La produzione e l’eliminazione di radicali liberi nel nostro corpo sono fondamentali: come emerso dalla nostra ultima ricerca questi fattori sembrano collegati anche all’udito.
I radicali liberi sono essenziali in tutti i sistemi viventi, sia per le difese immunitarie sia per i processi biologici. Data questa funzione importantissima se ci sono variazioni fuori norma possiamo avere numerosi problemi.
Gli antagonisti dei radicali liberi sono infatti gli antiossidanti, che conosciamo tutti per le loro funzioni benefiche. Il benessere dell’organismo infatti si basa molto sul rapporto tra radicali liberi e antiossidanti.
Quando l’equilibrio tra queste due componenti del nostro corpo è sbilanciato abbiamo il cosìdetto stress ossidativo che può portare a invecchiamento, ipoacusia, malattie neurodegenerative, malattie cardiovascolari, formazione di tumori ecc
Ma quali sono i test utili per capire il nostro livello di stress ossidativo?
Il d-ROMs test permette di determinare la concentrazione ematica dei derivati o metaboliti reattivi dell’ossigeno (reactive oxygen species, ROM) e, in particolare, degli idroperossidi, marcatori ed amplificatori del danno cellulare da radicali liberi.
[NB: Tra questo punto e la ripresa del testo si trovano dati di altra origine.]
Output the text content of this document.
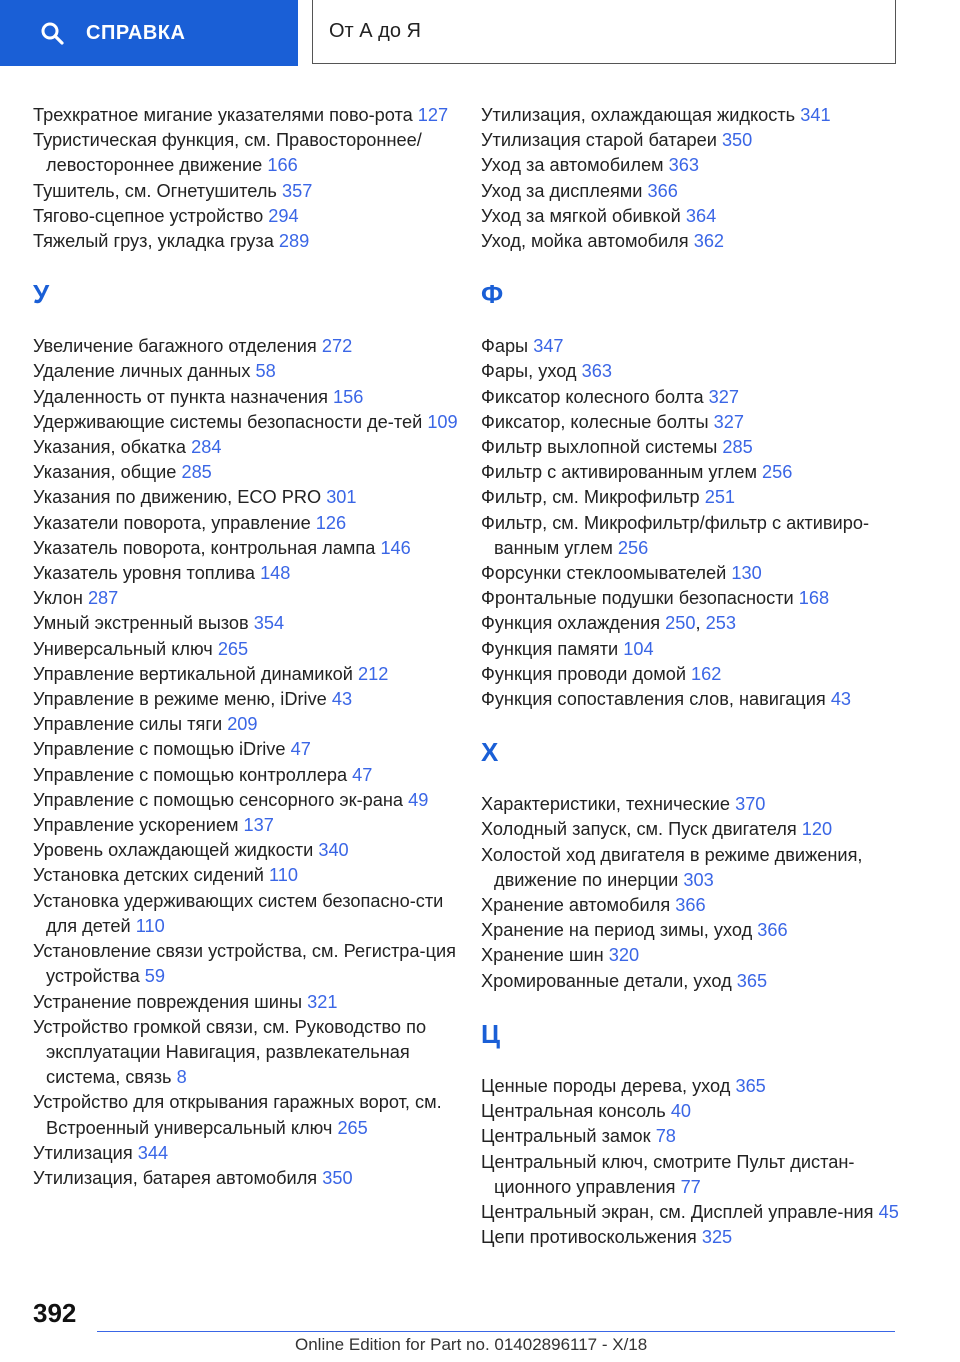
СПРАВКА	От А до Я

Трехкратное мигание указателями пово-рота 127

Туристическая функция, см. Правостороннее/левостороннее движение 166

Тушитель, см. Огнетушитель 357

Тягово-сцепное устройство 294

Тяжелый груз, укладка груза 289

У

Увеличение багажного отделения 272

Удаление личных данных 58

Удаленность от пункта назначения 156

Удерживающие системы безопасности де-тей 109

Указания, обкатка 284

Указания, общие 285

Указания по движению, ECO PRO 301

Указатели поворота, управление 126

Указатель поворота, контрольная лампа 146

Указатель уровня топлива 148

Уклон 287

Умный экстренный вызов 354

Универсальный ключ 265

Управление вертикальной динамикой 212

Управление в режиме меню, iDrive 43

Управление силы тяги 209

Управление с помощью iDrive 47

Управление с помощью контроллера 47

Управление с помощью сенсорного эк-рана 49

Управление ускорением 137

Уровень охлаждающей жидкости 340

Установка детских сидений 110

Установка удерживающих систем безопасно-сти для детей 110

Установление связи устройства, см. Регистра-ция устройства 59

Устранение повреждения шины 321

Устройство громкой связи, см. Руководство по эксплуатации Навигация, развлекательная система, связь 8

Устройство для открывания гаражных ворот, см. Встроенный универсальный ключ 265

Утилизация 344

Утилизация, батарея автомобиля 350

Утилизация, охлаждающая жидкость 341

Утилизация старой батареи 350

Уход за автомобилем 363

Уход за дисплеями 366

Уход за мягкой обивкой 364

Уход, мойка автомобиля 362

Ф

Фары 347

Фары, уход 363

Фиксатор колесного болта 327

Фиксатор, колесные болты 327

Фильтр выхлопной системы 285

Фильтр с активированным углем 256

Фильтр, см. Микрофильтр 251

Фильтр, см. Микрофильтр/фильтр с активиро-ванным углем 256

Форсунки стеклоомывателей 130

Фронтальные подушки безопасности 168

Функция охлаждения 250, 253

Функция памяти 104

Функция проводи домой 162

Функция сопоставления слов, навигация 43

Х

Характеристики, технические 370

Холодный запуск, см. Пуск двигателя 120

Холостой ход двигателя в режиме движения, движение по инерции 303

Хранение автомобиля 366

Хранение на период зимы, уход 366

Хранение шин 320

Хромированные детали, уход 365

Ц

Ценные породы дерева, уход 365

Центральная консоль 40

Центральный замок 78

Центральный ключ, смотрите Пульт дистан-ционного управления 77

Центральный экран, см. Дисплей управле-ния 45

Цепи противоскольжения 325

392
Online Edition for Part no. 01402896117 - X/18
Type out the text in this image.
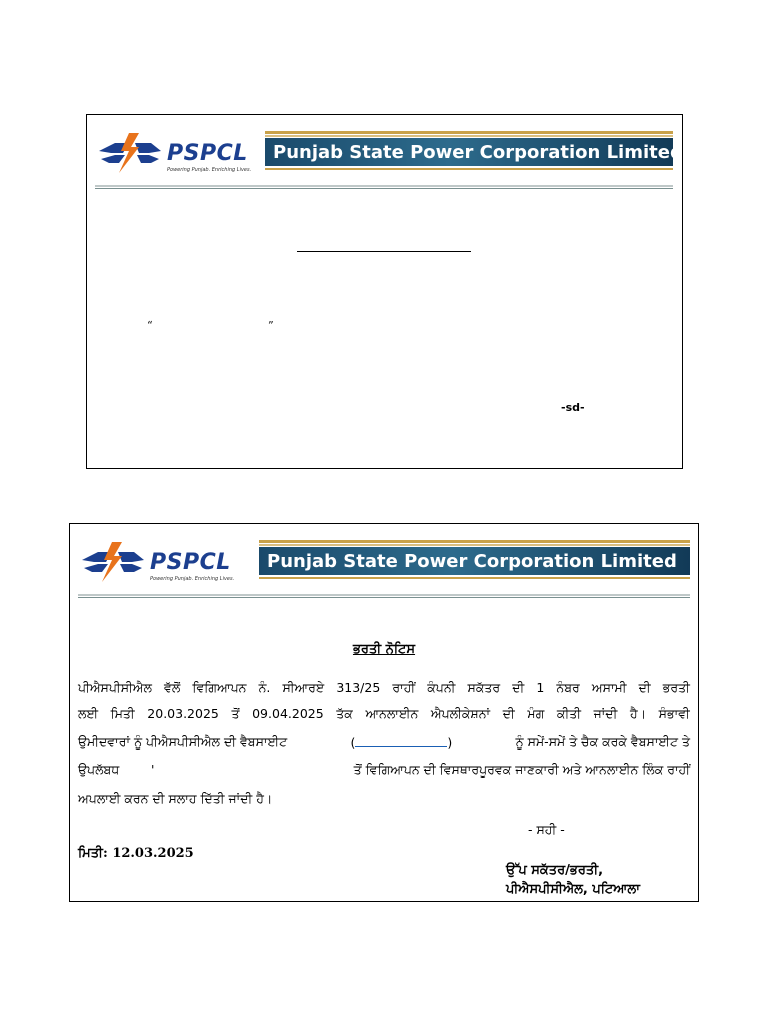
PSPCL
Powering Punjab. Enriching Lives.
Punjab State Power Corporation Limited
“	”
-sd-
PSPCL
Powering Punjab. Enriching Lives.
Punjab State Power Corporation Limited
ਭਰਤੀ ਨੋਟਿਸ
ਪੀਐਸਪੀਸੀਐਲ ਵੱਲੋਂ ਵਿਗਿਆਪਨ ਨੰ. ਸੀਆਰਏ 313/25 ਰਾਹੀਂ ਕੰਪਨੀ ਸਕੱਤਰ ਦੀ 1 ਨੰਬਰ ਅਸਾਮੀ ਦੀ ਭਰਤੀ
ਲਈ ਮਿਤੀ 20.03.2025 ਤੋਂ 09.04.2025 ਤੱਕ ਆਨਲਾਈਨ ਐਪਲੀਕੇਸ਼ਨਾਂ ਦੀ ਮੰਗ ਕੀਤੀ ਜਾਂਦੀ ਹੈ। ਸੰਭਾਵੀ
ਉਮੀਦਵਾਰਾਂ ਨੂੰ ਪੀਐਸਪੀਸੀਐਲ ਦੀ ਵੈਬਸਾਈਟ	(	)	ਨੂੰ ਸਮੇਂ-ਸਮੇਂ ਤੇ ਚੈਕ ਕਰਕੇ ਵੈਬਸਾਈਟ ਤੇ
ਉਪਲੱਬਧ        '	ਤੋਂ ਵਿਗਿਆਪਨ ਦੀ ਵਿਸਥਾਰਪੂਰਵਕ ਜਾਣਕਾਰੀ ਅਤੇ ਆਨਲਾਈਨ ਲਿੰਕ ਰਾਹੀਂ
ਅਪਲਾਈ ਕਰਨ ਦੀ ਸਲਾਹ ਦਿੱਤੀ ਜਾਂਦੀ ਹੈ।
- ਸਹੀ -
ਮਿਤੀ: 12.03.2025
ਉੱਪ ਸਕੱਤਰ/ਭਰਤੀ,
ਪੀਐਸਪੀਸੀਐਲ, ਪਟਿਆਲਾ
I valori normali oscillano fra 250 e 300 U CARR. Al di sopra di 300 U CARR, dopo una sottile fascia borderline (301-320 U CARR), si parla di stress ossidativo.
Il BAP test (biological antioxidant potential) consente di determinare l’efficienza della barriera antiossidante plasmatica – l’insieme delle proteine, delle vitamine e di altre sostanze in grado di contrastare la reattività dei radicali liberi e dei ROS – in termini di attività ferroriducente.
Il PAT TEST (Potenziale Biologico Antiossidante): è un test fotometrico per la determinazione del potenziale biologico antiossidante, che consente sostanzialmente di determinare la concentrazione ematica delle sostanze antiossidanti nella loro accezione di agenti in grado di ridurre il ferro dalla forma ferrica a quella ferrosa.
Grazie a questi test è possibile porre una diagnosi di laboratorio di stress ossidativo estremamente precisa ed affidabile, ove le due componenti contrapposte, quella pro- ed anti-ossidante possono essere valutate distintamente.
La valutazione globale dello stress ossidativo è consigliata per tutti anche in condizioni di buona salute e, a maggior ragione, se si è esposti in maniera non episodica a fattori pro-ossidanti (es. stili di vita non corretti, inquinanti nell’ambiente di lavoro ecc.) o si è affetti da patologie croniche degenerative (es. diabete, aterosclerosi, neoplasie, demenza, artrite reumatoide, ecc.) o, infine, si è costretti a subire determinati trattamenti (es. dialisi, by-pass, trapianto d’organo, pillola, radioterapia, chemioterapia, ecc.).